Based on the recommendation of Randy Phillips at Red Soles, we stopped at Terry Hoage Vineyards. Terry Hoage is a former NFL safety who starred for the Philadelphia Eagles during the late 80's when the team's defense was historically good. His wines reflect his background as a football player with names like "46," a reference to Buddy Ryan's famous defensive formation, "The Hegde," an homage to his alma mater The University of Georgia, and "The Pick," in honor of his most vital interception. Additionally, though these wines are produced by a safety, I'd label them as "linebacker wines" because they tackle your mouth. (The 46 defense required aggressive play by the defensive backs, thus the distinction between linebacker and safety is a blurry one in that context.) The majority of the wines are dominated by Syrah, and as a result they are generally full bodied, mouth coating wines. For my palate, they are a bit heavy and seem high in alcohol, though The Pick, which is mostly Grenache, is more elegant. With most of the wines priced around $40, this is the only winery where value is not a taste-based judgement call. High octane Syrah is pretty readily available for $25 if not $15, and at least for the '06 vintage wines, the extra degree of balance isn't there to justify the price for me. On the other hand, this is a popular style, and a lot of people would probably like Terry Hoage's wines more than I do.
Wines of note:
2006 The Pick - 55% Grenache, 27% Syrah, 11% Mourvedré, 6% Counoise. Candied cherry, caramel, earth/brush. Thick, round attack. A little heat on an earthy finish. Yum.

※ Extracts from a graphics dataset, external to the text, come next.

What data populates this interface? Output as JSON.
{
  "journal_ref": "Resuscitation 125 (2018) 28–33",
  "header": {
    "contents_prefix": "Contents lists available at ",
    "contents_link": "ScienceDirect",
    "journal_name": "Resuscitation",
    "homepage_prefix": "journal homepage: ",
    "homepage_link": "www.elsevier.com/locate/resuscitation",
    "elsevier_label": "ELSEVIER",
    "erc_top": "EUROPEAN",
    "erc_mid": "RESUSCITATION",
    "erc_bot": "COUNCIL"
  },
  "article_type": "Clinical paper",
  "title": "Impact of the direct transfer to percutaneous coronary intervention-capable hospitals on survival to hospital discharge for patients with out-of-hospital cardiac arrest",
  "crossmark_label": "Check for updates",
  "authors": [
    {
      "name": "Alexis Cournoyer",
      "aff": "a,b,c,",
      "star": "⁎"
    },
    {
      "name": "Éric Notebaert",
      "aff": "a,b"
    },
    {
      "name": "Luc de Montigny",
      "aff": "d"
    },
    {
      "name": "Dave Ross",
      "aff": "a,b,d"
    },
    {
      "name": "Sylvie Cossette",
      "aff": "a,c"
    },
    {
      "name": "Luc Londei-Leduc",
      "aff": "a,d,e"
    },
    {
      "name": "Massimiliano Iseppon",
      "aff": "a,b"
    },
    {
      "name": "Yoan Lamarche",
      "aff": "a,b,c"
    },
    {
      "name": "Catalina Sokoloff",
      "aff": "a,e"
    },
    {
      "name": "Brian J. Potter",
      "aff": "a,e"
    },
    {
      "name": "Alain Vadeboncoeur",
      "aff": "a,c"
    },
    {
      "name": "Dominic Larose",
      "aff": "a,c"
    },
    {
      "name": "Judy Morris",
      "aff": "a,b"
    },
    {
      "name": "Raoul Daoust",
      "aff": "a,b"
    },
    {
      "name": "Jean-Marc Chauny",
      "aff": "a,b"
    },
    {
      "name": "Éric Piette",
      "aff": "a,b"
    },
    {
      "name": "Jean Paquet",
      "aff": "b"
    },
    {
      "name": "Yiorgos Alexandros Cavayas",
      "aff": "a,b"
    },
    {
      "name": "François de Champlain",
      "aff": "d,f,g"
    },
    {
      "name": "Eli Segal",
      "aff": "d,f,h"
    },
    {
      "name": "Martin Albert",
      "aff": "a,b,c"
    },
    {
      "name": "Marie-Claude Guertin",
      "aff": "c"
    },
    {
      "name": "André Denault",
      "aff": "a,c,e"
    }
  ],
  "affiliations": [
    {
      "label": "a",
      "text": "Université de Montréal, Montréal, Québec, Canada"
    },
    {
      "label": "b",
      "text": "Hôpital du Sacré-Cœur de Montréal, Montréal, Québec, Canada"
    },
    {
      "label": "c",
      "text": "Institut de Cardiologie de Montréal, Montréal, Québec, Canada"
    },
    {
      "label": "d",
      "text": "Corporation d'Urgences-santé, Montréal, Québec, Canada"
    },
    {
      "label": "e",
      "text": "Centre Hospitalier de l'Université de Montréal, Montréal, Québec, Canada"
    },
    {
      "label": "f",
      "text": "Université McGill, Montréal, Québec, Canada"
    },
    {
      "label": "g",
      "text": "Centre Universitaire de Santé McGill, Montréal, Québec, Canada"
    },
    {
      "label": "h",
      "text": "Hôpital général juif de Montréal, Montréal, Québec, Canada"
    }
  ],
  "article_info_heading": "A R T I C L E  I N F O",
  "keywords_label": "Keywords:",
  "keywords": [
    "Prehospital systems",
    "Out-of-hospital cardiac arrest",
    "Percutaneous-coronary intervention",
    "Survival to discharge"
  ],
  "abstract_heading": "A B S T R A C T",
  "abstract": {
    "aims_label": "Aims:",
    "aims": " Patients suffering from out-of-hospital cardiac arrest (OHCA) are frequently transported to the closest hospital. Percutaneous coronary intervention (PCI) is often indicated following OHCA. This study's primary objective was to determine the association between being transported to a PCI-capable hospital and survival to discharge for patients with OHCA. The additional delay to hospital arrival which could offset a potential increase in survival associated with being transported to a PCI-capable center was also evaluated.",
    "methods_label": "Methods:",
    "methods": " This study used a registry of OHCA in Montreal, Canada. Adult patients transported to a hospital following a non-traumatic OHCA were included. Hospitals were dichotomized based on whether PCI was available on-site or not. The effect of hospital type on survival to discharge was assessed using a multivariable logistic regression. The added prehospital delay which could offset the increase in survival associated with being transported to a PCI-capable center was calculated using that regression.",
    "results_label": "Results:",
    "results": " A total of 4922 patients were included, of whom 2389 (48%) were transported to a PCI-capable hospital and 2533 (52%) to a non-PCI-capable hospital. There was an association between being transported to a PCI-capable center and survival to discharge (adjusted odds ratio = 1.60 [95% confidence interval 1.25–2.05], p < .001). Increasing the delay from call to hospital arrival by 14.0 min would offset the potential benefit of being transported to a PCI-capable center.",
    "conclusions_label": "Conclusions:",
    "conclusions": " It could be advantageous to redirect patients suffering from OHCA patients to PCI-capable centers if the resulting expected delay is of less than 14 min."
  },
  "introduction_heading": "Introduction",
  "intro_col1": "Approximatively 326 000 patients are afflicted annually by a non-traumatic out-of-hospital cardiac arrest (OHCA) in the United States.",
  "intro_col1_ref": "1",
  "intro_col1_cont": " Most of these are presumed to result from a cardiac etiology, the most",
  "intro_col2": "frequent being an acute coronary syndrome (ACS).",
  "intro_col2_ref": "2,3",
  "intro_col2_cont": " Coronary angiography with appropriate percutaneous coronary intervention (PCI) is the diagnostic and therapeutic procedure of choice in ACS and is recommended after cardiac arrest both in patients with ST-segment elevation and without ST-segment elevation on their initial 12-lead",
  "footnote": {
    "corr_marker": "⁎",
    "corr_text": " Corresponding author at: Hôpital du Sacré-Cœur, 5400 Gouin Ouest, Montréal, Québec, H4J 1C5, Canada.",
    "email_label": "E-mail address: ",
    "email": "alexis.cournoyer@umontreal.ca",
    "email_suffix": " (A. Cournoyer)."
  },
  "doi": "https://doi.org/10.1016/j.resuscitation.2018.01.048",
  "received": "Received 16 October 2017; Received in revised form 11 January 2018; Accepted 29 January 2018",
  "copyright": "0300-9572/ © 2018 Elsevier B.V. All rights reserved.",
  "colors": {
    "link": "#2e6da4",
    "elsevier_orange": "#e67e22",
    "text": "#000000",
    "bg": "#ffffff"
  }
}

2006 The Hedge - 100% Syrah. Clove, bacon-berry. Thick, powerful, viscous. High ABV?
The final tasting room of the day was Martin & Weyrich Winery. Their selections are largely Italian and significantly more budget oriented with prices in the $10 to $30 range with a few outliers at higher price points. The wines largely fall into the "good for the price" category. They are not life-changing, but are fairly priced. The Paso Robles Cabernet, for example, has a nice disposition of bright cherry fruit and good tannic structure, but otherwise didn't stand out. Their Pinot Noir was similarly varietally correct, yet not as polished as a really good Pinot Noir. I did enjoy their Nebbiolo, and it was interesting that they were pouring both their 2003 Reserve Nebbiolo and 2004 Nebbiolo. Though I don't have a real reference point in terms of high-quality Piedmont Nebbiolo, Martin & Weyrich's offerings do have the intriguing aromatics and acidity that are typical for the varietal. I wouldn't bet on them aging like a Barolo. But for about $20, what wine does? All in all, they're worth a stop for the less familiar Italian varietals and the possibility of picking up a few bottles of wine that won't force you to declare bankruptcy after you see the credit card bill.
Wines of note:
2004 Nebbiolo - Leather and spice. Acidic and tannic with a little heat.
2003 Nebbiolo Vecchio Reserve - Tobacco and kitchen spice. Tannic.
2005 Sangiovese - Earthy, floral and herbaceous. Good acidity, but also some heat and noticeable sweetness.